We're clearly intrigued by the possibility that manufacturing is ascending. But does the evident desire to build more stuff here, and the growing awareness of what was lost in the massive offshoring of U.S. manufacturing prowess, equate to a full on comeback?
As we’re always glad to help out other manufacturers (yes, newspaper and magazine publishers are manufacturers) the answer is, not yet.
A more apt description of what we’re experiencing is a manufacturing ‘awakening’. Business, economic development and government are waking up to the appeal of a resurgent manufacturing economy.
The benefits are tangible. Maker companies build wealth by returning dollars from product sales back the community. Jobs are relatively high paying. And it's a sector that drives innovation and the practical application of technology pouring out of higher-ed and industry incubators.

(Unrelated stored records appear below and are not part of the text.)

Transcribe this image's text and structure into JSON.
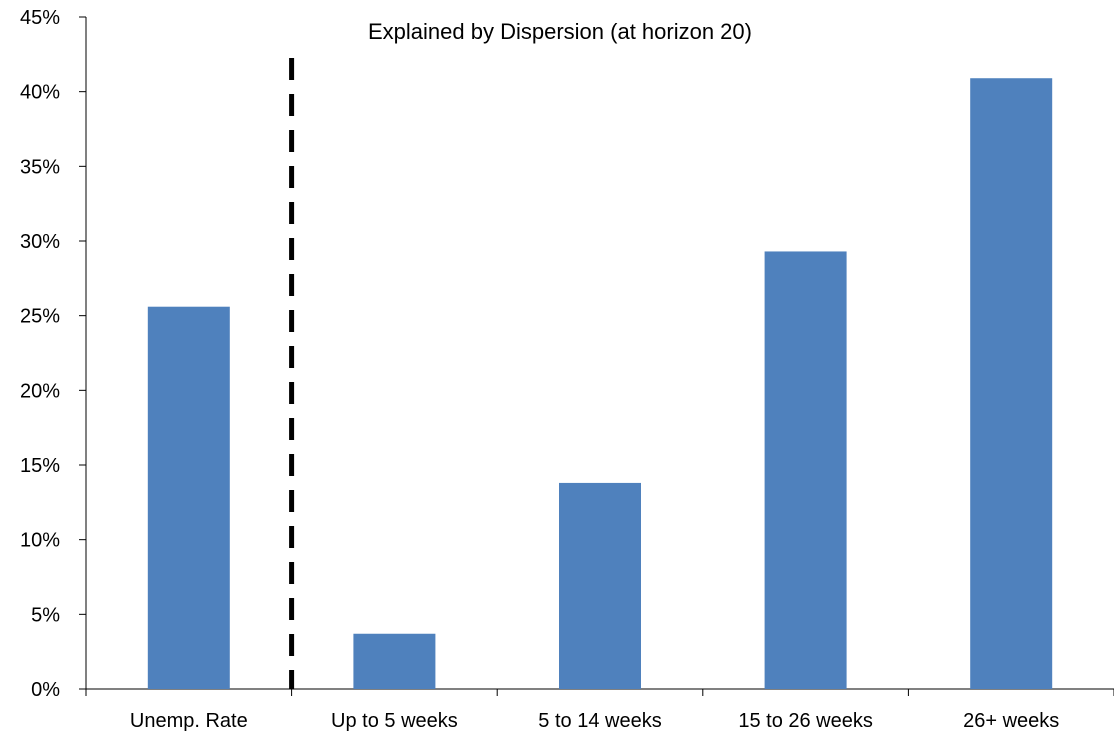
{
  "chart_data": {
    "type": "bar",
    "title": "Explained by Dispersion (at horizon 20)",
    "categories": [
      "Unemp. Rate",
      "Up to 5 weeks",
      "5 to 14 weeks",
      "15 to 26 weeks",
      "26+ weeks"
    ],
    "values": [
      25.6,
      3.7,
      13.8,
      29.3,
      40.9
    ],
    "unit": "%",
    "ylim": [
      0,
      45
    ],
    "yticks": [
      0,
      5,
      10,
      15,
      20,
      25,
      30,
      35,
      40,
      45
    ],
    "ytick_labels": [
      "0%",
      "5%",
      "10%",
      "15%",
      "20%",
      "25%",
      "30%",
      "35%",
      "40%",
      "45%"
    ],
    "xlabel": "",
    "ylabel": "",
    "grid": false,
    "legend": false,
    "bar_color": "#4F81BD",
    "separator": {
      "style": "dashed",
      "color": "#000000",
      "between_categories": [
        0,
        1
      ]
    }
  }
}
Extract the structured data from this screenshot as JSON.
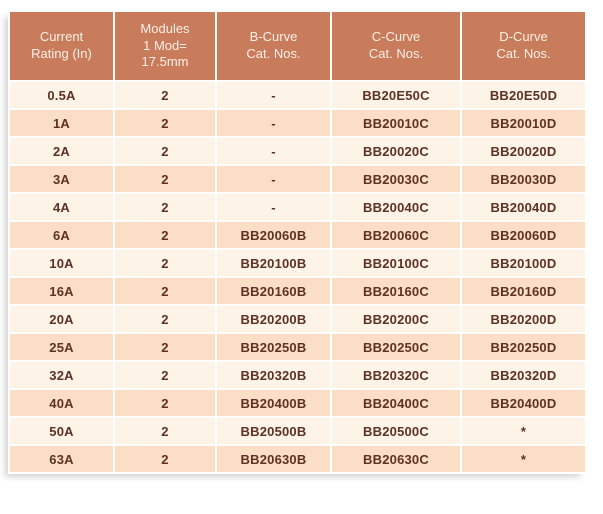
{
  "colors": {
    "header_bg": "#c97c5c",
    "header_text": "#fcefe6",
    "row_light": "#fdf3e6",
    "row_peach": "#fbdec6",
    "body_text": "#5e3124",
    "divider": "#ffffff"
  },
  "table": {
    "columns": [
      {
        "id": "rating",
        "label": "Current\nRating (In)"
      },
      {
        "id": "modules",
        "label": "Modules\n1 Mod=\n17.5mm"
      },
      {
        "id": "b_curve",
        "label": "B-Curve\nCat. Nos."
      },
      {
        "id": "c_curve",
        "label": "C-Curve\nCat. Nos."
      },
      {
        "id": "d_curve",
        "label": "D-Curve\nCat. Nos."
      }
    ],
    "rows": [
      {
        "rating": "0.5A",
        "modules": "2",
        "b_curve": "-",
        "c_curve": "BB20E50C",
        "d_curve": "BB20E50D"
      },
      {
        "rating": "1A",
        "modules": "2",
        "b_curve": "-",
        "c_curve": "BB20010C",
        "d_curve": "BB20010D"
      },
      {
        "rating": "2A",
        "modules": "2",
        "b_curve": "-",
        "c_curve": "BB20020C",
        "d_curve": "BB20020D"
      },
      {
        "rating": "3A",
        "modules": "2",
        "b_curve": "-",
        "c_curve": "BB20030C",
        "d_curve": "BB20030D"
      },
      {
        "rating": "4A",
        "modules": "2",
        "b_curve": "-",
        "c_curve": "BB20040C",
        "d_curve": "BB20040D"
      },
      {
        "rating": "6A",
        "modules": "2",
        "b_curve": "BB20060B",
        "c_curve": "BB20060C",
        "d_curve": "BB20060D"
      },
      {
        "rating": "10A",
        "modules": "2",
        "b_curve": "BB20100B",
        "c_curve": "BB20100C",
        "d_curve": "BB20100D"
      },
      {
        "rating": "16A",
        "modules": "2",
        "b_curve": "BB20160B",
        "c_curve": "BB20160C",
        "d_curve": "BB20160D"
      },
      {
        "rating": "20A",
        "modules": "2",
        "b_curve": "BB20200B",
        "c_curve": "BB20200C",
        "d_curve": "BB20200D"
      },
      {
        "rating": "25A",
        "modules": "2",
        "b_curve": "BB20250B",
        "c_curve": "BB20250C",
        "d_curve": "BB20250D"
      },
      {
        "rating": "32A",
        "modules": "2",
        "b_curve": "BB20320B",
        "c_curve": "BB20320C",
        "d_curve": "BB20320D"
      },
      {
        "rating": "40A",
        "modules": "2",
        "b_curve": "BB20400B",
        "c_curve": "BB20400C",
        "d_curve": "BB20400D"
      },
      {
        "rating": "50A",
        "modules": "2",
        "b_curve": "BB20500B",
        "c_curve": "BB20500C",
        "d_curve": "*"
      },
      {
        "rating": "63A",
        "modules": "2",
        "b_curve": "BB20630B",
        "c_curve": "BB20630C",
        "d_curve": "*"
      }
    ]
  }
}
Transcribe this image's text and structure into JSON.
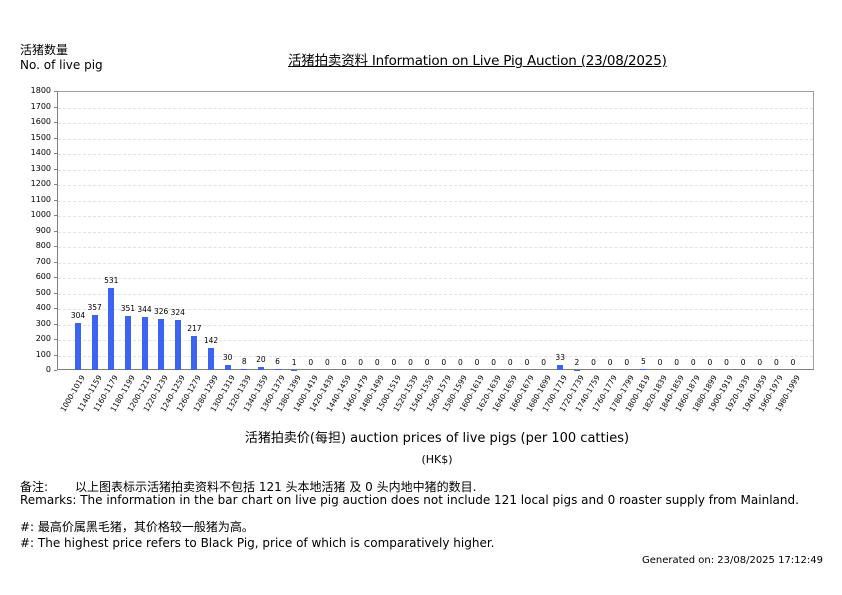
{
  "header": {
    "ylabel_cn": "活猪数量",
    "ylabel_en": "No. of live pig",
    "title": "活猪拍卖资料 Information on Live Pig Auction (23/08/2025)"
  },
  "axis": {
    "xlabel": "活猪拍卖价(每担) auction prices of live pigs (per 100 catties)",
    "unit": "(HK$)",
    "yticks": [
      "1800",
      "1700",
      "1600",
      "1500",
      "1400",
      "1300",
      "1200",
      "1100",
      "1000",
      "900",
      "800",
      "700",
      "600",
      "500",
      "400",
      "300",
      "200",
      "100",
      "0"
    ]
  },
  "notes": {
    "remark_cn_label": "备注:",
    "remark_cn": "以上图表标示活猪拍卖资料不包括 121 头本地活猪 及 0 头内地中猪的数目.",
    "remark_en": "Remarks: The information in the bar chart on live pig auction does not include 121 local pigs and 0 roaster supply from Mainland.",
    "hash_cn": "#: 最高价属黑毛猪，其价格较一般猪为高。",
    "hash_en": "#: The highest price refers to Black Pig, price of which is comparatively higher.",
    "generated": "Generated on: 23/08/2025 17:12:49"
  },
  "colors": {
    "bar": "#3c64f0",
    "grid": "#e2e2e2",
    "axis": "#808080"
  },
  "chart_data": {
    "type": "bar",
    "title": "活猪拍卖资料 Information on Live Pig Auction (23/08/2025)",
    "xlabel": "活猪拍卖价(每担) auction prices of live pigs (per 100 catties) (HK$)",
    "ylabel": "活猪数量 No. of live pig",
    "ylim": [
      0,
      1800
    ],
    "grid": true,
    "categories": [
      "1000-1019",
      "1140-1159",
      "1160-1179",
      "1180-1199",
      "1200-1219",
      "1220-1239",
      "1240-1259",
      "1260-1279",
      "1280-1299",
      "1300-1319",
      "1320-1339",
      "1340-1359",
      "1360-1379",
      "1380-1399",
      "1400-1419",
      "1420-1439",
      "1440-1459",
      "1460-1479",
      "1480-1499",
      "1500-1519",
      "1520-1539",
      "1540-1559",
      "1560-1579",
      "1580-1599",
      "1600-1619",
      "1620-1639",
      "1640-1659",
      "1660-1679",
      "1680-1699",
      "1700-1719",
      "1720-1739",
      "1740-1759",
      "1760-1779",
      "1780-1799",
      "1800-1819",
      "1820-1839",
      "1840-1859",
      "1860-1879",
      "1880-1899",
      "1900-1919",
      "1920-1939",
      "1940-1959",
      "1960-1979",
      "1980-1999"
    ],
    "values": [
      304,
      357,
      531,
      351,
      344,
      326,
      324,
      217,
      142,
      30,
      8,
      20,
      6,
      1,
      0,
      0,
      0,
      0,
      0,
      0,
      0,
      0,
      0,
      0,
      0,
      0,
      0,
      0,
      0,
      33,
      2,
      0,
      0,
      0,
      5,
      0,
      0,
      0,
      0,
      0,
      0,
      0,
      0,
      0
    ]
  }
}
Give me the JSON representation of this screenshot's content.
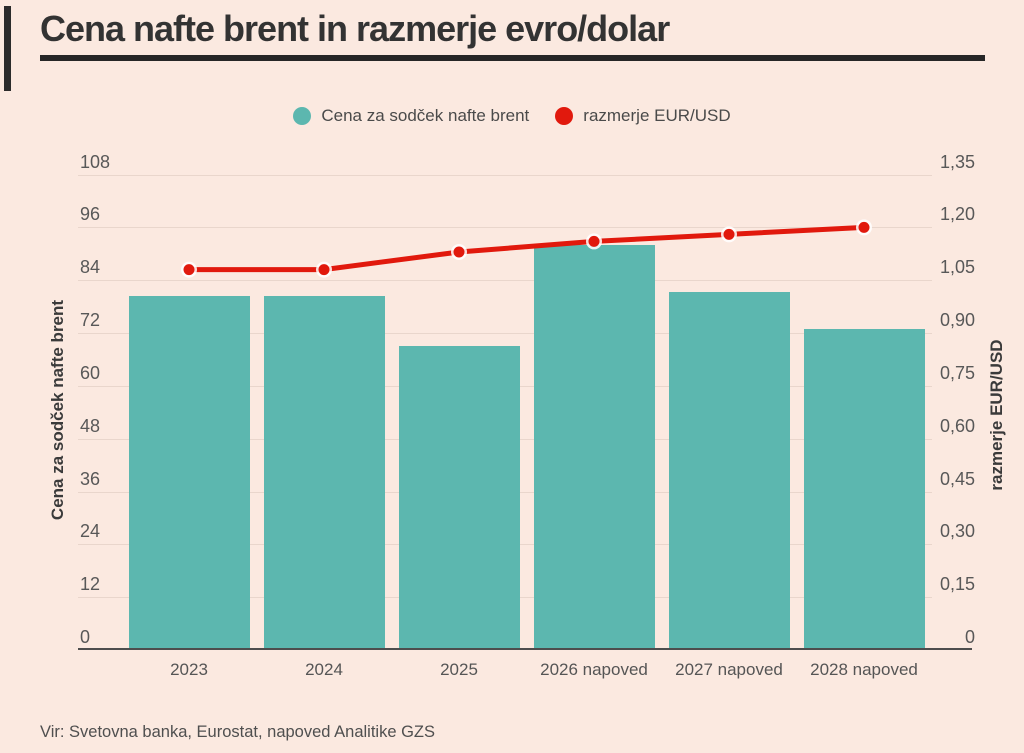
{
  "page": {
    "background": "#fbe9e0"
  },
  "header": {
    "title": "Cena nafte brent in razmerje evro/dolar"
  },
  "legend": [
    {
      "label": "Cena za sodček nafte brent",
      "color": "#5cb7af"
    },
    {
      "label": "razmerje EUR/USD",
      "color": "#e1190d"
    }
  ],
  "source": "Vir: Svetovna banka, Eurostat, napoved Analitike GZS",
  "chart_data": {
    "type": "bar",
    "subtype": "bar+line combo, dual axis",
    "title": "Cena nafte brent in razmerje evro/dolar",
    "categories": [
      "2023",
      "2024",
      "2025",
      "2026 napoved",
      "2027 napoved",
      "2028 napoved"
    ],
    "series": [
      {
        "name": "Cena za sodček nafte brent",
        "type": "bar",
        "axis": "left",
        "color": "#5cb7af",
        "values": [
          80.3,
          80.3,
          69,
          92,
          81.2,
          73
        ]
      },
      {
        "name": "razmerje EUR/USD",
        "type": "line",
        "axis": "right",
        "color": "#e1190d",
        "values": [
          1.08,
          1.08,
          1.13,
          1.16,
          1.18,
          1.2
        ]
      }
    ],
    "left_axis": {
      "label": "Cena za sodček nafte brent",
      "min": 0,
      "max": 108,
      "tick_step": 12,
      "ticks": [
        "108",
        "96",
        "84",
        "72",
        "60",
        "48",
        "36",
        "24",
        "12",
        "0"
      ]
    },
    "right_axis": {
      "label": "razmerje EUR/USD",
      "min": 0,
      "max": 1.35,
      "tick_step": 0.15,
      "ticks": [
        "1,35",
        "1,20",
        "1,05",
        "0,90",
        "0,75",
        "0,60",
        "0,45",
        "0,30",
        "0,15",
        "0"
      ]
    },
    "grid": true,
    "legend_position": "top-center"
  }
}
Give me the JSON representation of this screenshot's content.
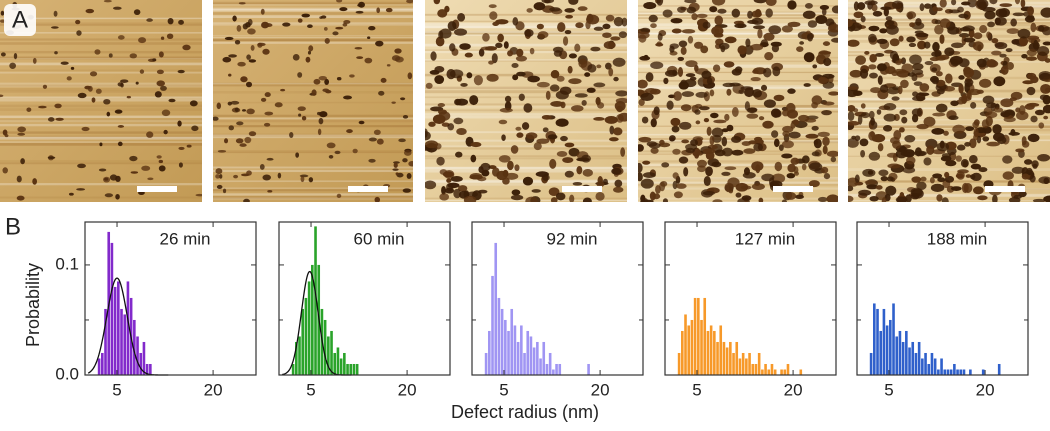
{
  "panel_labels": [
    "A",
    "B"
  ],
  "x_label": "Defect radius (nm)",
  "y_label": "Probability",
  "chart_data": [
    {
      "type": "histogram",
      "title": "26 min",
      "color": "#7b1fc8",
      "bins": [
        2.0,
        2.5,
        3.0,
        3.5,
        4.0,
        4.5,
        5.0,
        5.5,
        6.0,
        6.5,
        7.0,
        7.5,
        8.0,
        8.5,
        9.0,
        9.5,
        10.0,
        10.5
      ],
      "values": [
        0.015,
        0.02,
        0.06,
        0.13,
        0.12,
        0.08,
        0.085,
        0.06,
        0.055,
        0.085,
        0.07,
        0.05,
        0.035,
        0.02,
        0.03,
        0.01,
        0.01
      ],
      "fit": {
        "mean": 5.0,
        "sd": 1.6,
        "peak": 0.088
      },
      "xlim": [
        0,
        26.7
      ],
      "xticks": [
        5,
        20
      ],
      "ylim": [
        0,
        0.139
      ],
      "yticks": [
        {
          "value": 0,
          "label": "0.0"
        },
        0.1
      ],
      "yminor": [
        0.05
      ],
      "show_ytick_labels": true
    },
    {
      "type": "histogram",
      "title": "60 min",
      "color": "#1f9e1f",
      "bins": [
        2.0,
        2.5,
        3.0,
        3.5,
        4.0,
        4.5,
        5.0,
        5.5,
        6.0,
        6.5,
        7.0,
        7.5,
        8.0,
        8.5,
        9.0,
        9.5,
        10.0,
        10.5,
        11.0,
        11.5,
        12.0,
        12.5
      ],
      "values": [
        0.01,
        0.03,
        0.035,
        0.06,
        0.07,
        0.085,
        0.1,
        0.135,
        0.1,
        0.06,
        0.05,
        0.035,
        0.04,
        0.02,
        0.025,
        0.015,
        0.02,
        0.01,
        0.01,
        0.01,
        0.01
      ],
      "fit": {
        "mean": 4.8,
        "sd": 1.3,
        "peak": 0.094
      },
      "xlim": [
        0,
        26.7
      ],
      "xticks": [
        5,
        20
      ],
      "ylim": [
        0,
        0.139
      ],
      "yticks": [
        0,
        0.1
      ],
      "yminor": [
        0.05
      ],
      "show_ytick_labels": false
    },
    {
      "type": "histogram",
      "title": "92 min",
      "color": "#9b8ff2",
      "bins": [
        2.0,
        2.5,
        3.0,
        3.5,
        4.0,
        4.5,
        5.0,
        5.5,
        6.0,
        6.5,
        7.0,
        7.5,
        8.0,
        8.5,
        9.0,
        9.5,
        10.0,
        10.5,
        11.0,
        11.5,
        12.0,
        12.5,
        13.0,
        13.5,
        14.0,
        14.5,
        15.0,
        15.5,
        16.0,
        16.5,
        17.0,
        17.5,
        18.0,
        18.5,
        19.0
      ],
      "values": [
        0.02,
        0.04,
        0.09,
        0.12,
        0.07,
        0.06,
        0.05,
        0.04,
        0.06,
        0.045,
        0.03,
        0.045,
        0.02,
        0.04,
        0.035,
        0.025,
        0.03,
        0.015,
        0.03,
        0.01,
        0.02,
        0.005,
        0.01,
        0.01,
        0,
        0,
        0,
        0,
        0,
        0,
        0,
        0,
        0.01,
        0
      ],
      "xlim": [
        0,
        26.7
      ],
      "xticks": [
        5,
        20
      ],
      "ylim": [
        0,
        0.139
      ],
      "yticks": [
        0,
        0.1
      ],
      "yminor": [
        0.05
      ],
      "show_ytick_labels": false
    },
    {
      "type": "histogram",
      "title": "127 min",
      "color": "#f7941d",
      "bins": [
        2.0,
        2.5,
        3.0,
        3.5,
        4.0,
        4.5,
        5.0,
        5.5,
        6.0,
        6.5,
        7.0,
        7.5,
        8.0,
        8.5,
        9.0,
        9.5,
        10.0,
        10.5,
        11.0,
        11.5,
        12.0,
        12.5,
        13.0,
        13.5,
        14.0,
        14.5,
        15.0,
        15.5,
        16.0,
        16.5,
        17.0,
        17.5,
        18.0,
        18.5,
        19.0,
        19.5,
        20.0,
        20.5,
        21.0,
        21.5,
        22.0
      ],
      "values": [
        0.02,
        0.04,
        0.055,
        0.045,
        0.05,
        0.07,
        0.07,
        0.05,
        0.07,
        0.04,
        0.045,
        0.04,
        0.03,
        0.045,
        0.03,
        0.025,
        0.03,
        0.02,
        0.03,
        0.015,
        0.02,
        0.015,
        0.02,
        0.01,
        0.01,
        0.02,
        0.005,
        0.01,
        0.005,
        0.01,
        0.005,
        0,
        0.005,
        0.005,
        0.01,
        0,
        0,
        0,
        0.005,
        0
      ],
      "xlim": [
        0,
        26.7
      ],
      "xticks": [
        5,
        20
      ],
      "ylim": [
        0,
        0.139
      ],
      "yticks": [
        0,
        0.1
      ],
      "yminor": [
        0.05
      ],
      "show_ytick_labels": false
    },
    {
      "type": "histogram",
      "title": "188 min",
      "color": "#2457c8",
      "bins": [
        2.0,
        2.5,
        3.0,
        3.5,
        4.0,
        4.5,
        5.0,
        5.5,
        6.0,
        6.5,
        7.0,
        7.5,
        8.0,
        8.5,
        9.0,
        9.5,
        10.0,
        10.5,
        11.0,
        11.5,
        12.0,
        12.5,
        13.0,
        13.5,
        14.0,
        14.5,
        15.0,
        15.5,
        16.0,
        16.5,
        17.0,
        17.5,
        18.0,
        18.5,
        19.0,
        19.5,
        20.0,
        20.5,
        21.0,
        21.5,
        22.0,
        22.5,
        23.0
      ],
      "values": [
        0.02,
        0.065,
        0.06,
        0.04,
        0.06,
        0.045,
        0.05,
        0.065,
        0.035,
        0.04,
        0.03,
        0.04,
        0.025,
        0.03,
        0.02,
        0.03,
        0.015,
        0.02,
        0.01,
        0.02,
        0.015,
        0.005,
        0.015,
        0.005,
        0.005,
        0.005,
        0.01,
        0.005,
        0.005,
        0.005,
        0,
        0.005,
        0,
        0,
        0,
        0.005,
        0,
        0,
        0,
        0,
        0.01,
        0
      ],
      "xlim": [
        0,
        26.7
      ],
      "xticks": [
        5,
        20
      ],
      "ylim": [
        0,
        0.139
      ],
      "yticks": [
        0,
        0.1
      ],
      "yminor": [
        0.05
      ],
      "show_ytick_labels": false
    }
  ]
}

But until industry can fill thousands of positions that go unfilled due to a lack of qualified workers, or find workers at all, qualified or not, a ‘renaissance’ will remain a goal not reality. Manufacturers jammed a room at Mike Bristol’s innovative brewery in Colorado Springs last week to hear Tom Neppl, CEO at Springs Fabrication, explain why he’s leading a charge to form a new industry partnership in the region. “If I go down to the college and say I need a machinist, they're not going to listen. If 15 of us go down there, it's a different story,” Neppl said of industry’s need to align with higher education.
Jan Erickson, founder of Janska, a Colorado Springs-based apparel manufacturer, can’t find labor. “We need more sewers. Something has to be done,” she said at the event, referring specifically to immigration reform that would enable her to import more labor.
And we’re not close, really, to a point where youth value a manufacturing career. We’ve taught our best and brightest the opposite. Nor are we challenging enough undergraduates to aspire to build businesses that build stuff.
However slowly we’ve come around to the notion, there’s nevertheless widening consensus that our economy needs more maker companies. That the benefits are often inherently local. That successful industry clusters like natural food in Boulder, bioscience in Denver and cycling in Odgen are models that can be emulated with great success.
More lifestyle industry seems the low hanging fruit. We advertise to put skis on the hill, boots and wheels on the trail and tourists in the wineries of Mesa County. Promoting the region as a home for the light industry who would make our lifestyle tools and toys seems an easy and effective extension of our brand efforts. As I’ve written, Ogden’s the latest example of leveraging a lifestyle brand with industry efforts.
The industry clusters that result arc across the economy. They involve a breadth of service businesses - architects and designers to contemplate new maker spaces, builders to build them, tech companies to enable them, financiers to capitalize and professional service firms to support them. An entire economy engaged.
Challenges like workforce can be overcome. What was needed first was awareness of the possibilities.